Session: The Future Is Here - It Is Just Not Evenly Distributed. Lessons and Recommendations from the Social Work Health Futures Lab - a National Project of the Robert Wood Johnson Foundation (Society for Social Work and Research 28th Annual Conference - Recentering & Democratizing Knowledge: The Next 30 Years of Social Work Science)

All in-person and virtual presentations are in Eastern Standard Time Zone (EST).

SSWR 2024 Poster Gallery: as a registered in-person and virtual attendee, you have access to the virtual Poster Gallery which includes only the posters that elected to present virtually.
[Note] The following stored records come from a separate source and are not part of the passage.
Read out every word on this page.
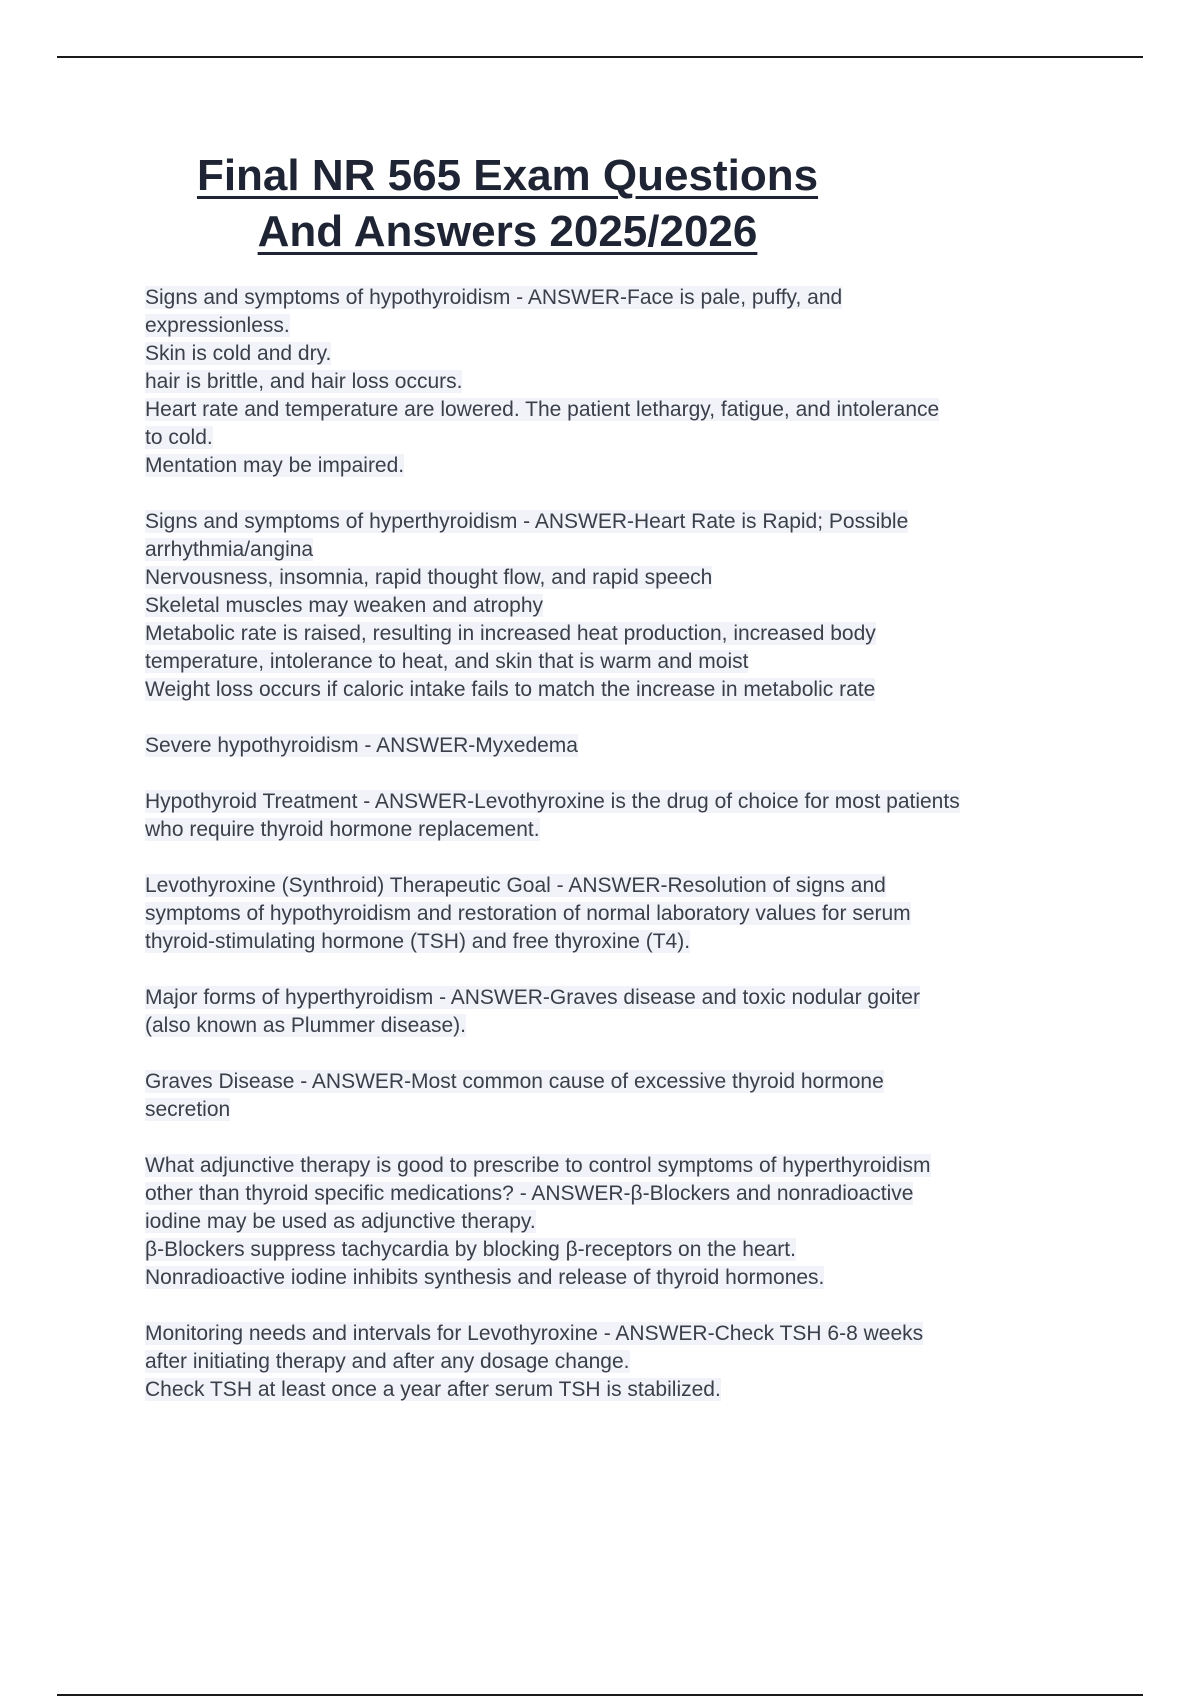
Final NR 565 Exam Questions
And Answers 2025/2026
Signs and symptoms of hypothyroidism - ANSWER-Face is pale, puffy, and
expressionless.
Skin is cold and dry.
hair is brittle, and hair loss occurs.
Heart rate and temperature are lowered. The patient lethargy, fatigue, and intolerance
to cold.
Mentation may be impaired.
Signs and symptoms of hyperthyroidism - ANSWER-Heart Rate is Rapid; Possible
arrhythmia/angina
Nervousness, insomnia, rapid thought flow, and rapid speech
Skeletal muscles may weaken and atrophy
Metabolic rate is raised, resulting in increased heat production, increased body
temperature, intolerance to heat, and skin that is warm and moist
Weight loss occurs if caloric intake fails to match the increase in metabolic rate
Severe hypothyroidism - ANSWER-Myxedema
Hypothyroid Treatment - ANSWER-Levothyroxine is the drug of choice for most patients
who require thyroid hormone replacement.
Levothyroxine (Synthroid) Therapeutic Goal - ANSWER-Resolution of signs and
symptoms of hypothyroidism and restoration of normal laboratory values for serum
thyroid-stimulating hormone (TSH) and free thyroxine (T4).
Major forms of hyperthyroidism - ANSWER-Graves disease and toxic nodular goiter
(also known as Plummer disease).
Graves Disease - ANSWER-Most common cause of excessive thyroid hormone
secretion
What adjunctive therapy is good to prescribe to control symptoms of hyperthyroidism
other than thyroid specific medications? - ANSWER-β-Blockers and nonradioactive
iodine may be used as adjunctive therapy.
β-Blockers suppress tachycardia by blocking β-receptors on the heart.
Nonradioactive iodine inhibits synthesis and release of thyroid hormones.
Monitoring needs and intervals for Levothyroxine - ANSWER-Check TSH 6-8 weeks
after initiating therapy and after any dosage change.
Check TSH at least once a year after serum TSH is stabilized.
The rest of the posters are presented in-person in the Poster/Exhibit Hall located in Marquis BR Salon 6, ML 2. The access to the Poster Gallery will be available via the virtual conference platform the week of January 11. You will receive an email with instructions how to access the virtual conference platform.

287 The Future Is Here - It Is Just Not Evenly Distributed. Lessons and Recommendations from the Social Work Health Futures Lab - a National Project of the Robert Wood Johnson Foundation

Schedule:
Sunday, January 14, 2024: 8:00 AM-9:30 AM
Capitol, ML 4 (Marriott Marquis Washington DC)
Cluster:
Organizer:
Laura Nissen, PhD, Portland State University
Speakers/Presenters:
Laura Nissen, PhD, Portland State University, Rachael Dietkus, MSW, LCSW, United States Digital Service and Jimmy Young, PhD, MSW, MPA, California State University San Marcos
The future is a place that social work cares about and commits to with its vision and practice. Yet too often, the profession finds itself in a reactive mode to social changes rather than fully engaged as a co-creator of the future.

How are contemporary issues such as poverty, democracy, health and equity changing and evolving? Is social work as a profession embracing and seeking to understand grand shifts in central dimensions of practice such as the role of technology, or the role of climate change - not as optional practice interests but as fundamental shifts in the practice ecosystem? How do social workers deal with intensifying and rapidly appearing changes in the practice, policy and research ecosystem of the profession - particularly as they relate to the future of health, equity and well-being?

Over the last several years, a group of social workers and social work scholars have gathered in a national fellowship called the Social Work Health Futures Lab funded by the Robert Wood Johnson Foundation to explore these and other questions, as well as to learn about and experiment with "foresight practice." Foresight practice is an action-oriented evolution of futures studies - involving a rigorous, transdisciplinary approach to the future. This approach is made up of global practice community that exists across the public and private sectors and through innumerable disciplines and focal areas - until recently - excluding social work.

The work of the SWHFL considered the utility and ethical viability of the theories and frameworks of foresight for social work. Finding an intellectual home in critical and participatory foresight with strong alliance with such foresight expressions as Afrofuturism, feminist futures, Queer futures and others - the group considered the political and constructed nature of the future, the role of imagination and power, and how foresight intersects with and yet is distinct from social work in numerous ways. Our work demonstrated that social work can simultaneously be enhanced by foresight with its practical and theoretical considerations of how to co-create the future we want more effectively - and enhance foresight itself with our unique value base and focus on social justice and equity.

Activities included obtaining foresight training, learning from futurists and foresight practitioners from around the world, experimenting with foresight tools applied to issues of focus regarding human rights, health and health equity futures, and producing a framework distinct to what we believe is a useful and necessary set of ideas to help guide the social work profession of the future based on our work. Collectively, we believe that critical foresight can and should be a core aspect of social work practice, education and research in the future - better preparing social workers in future generations to be more successful change agents and actors in a future that may look very different than the one that exists today.

This workshop will share evaluations, reflections and lessons learned from this effort as well as plans for the future of this work in the profession.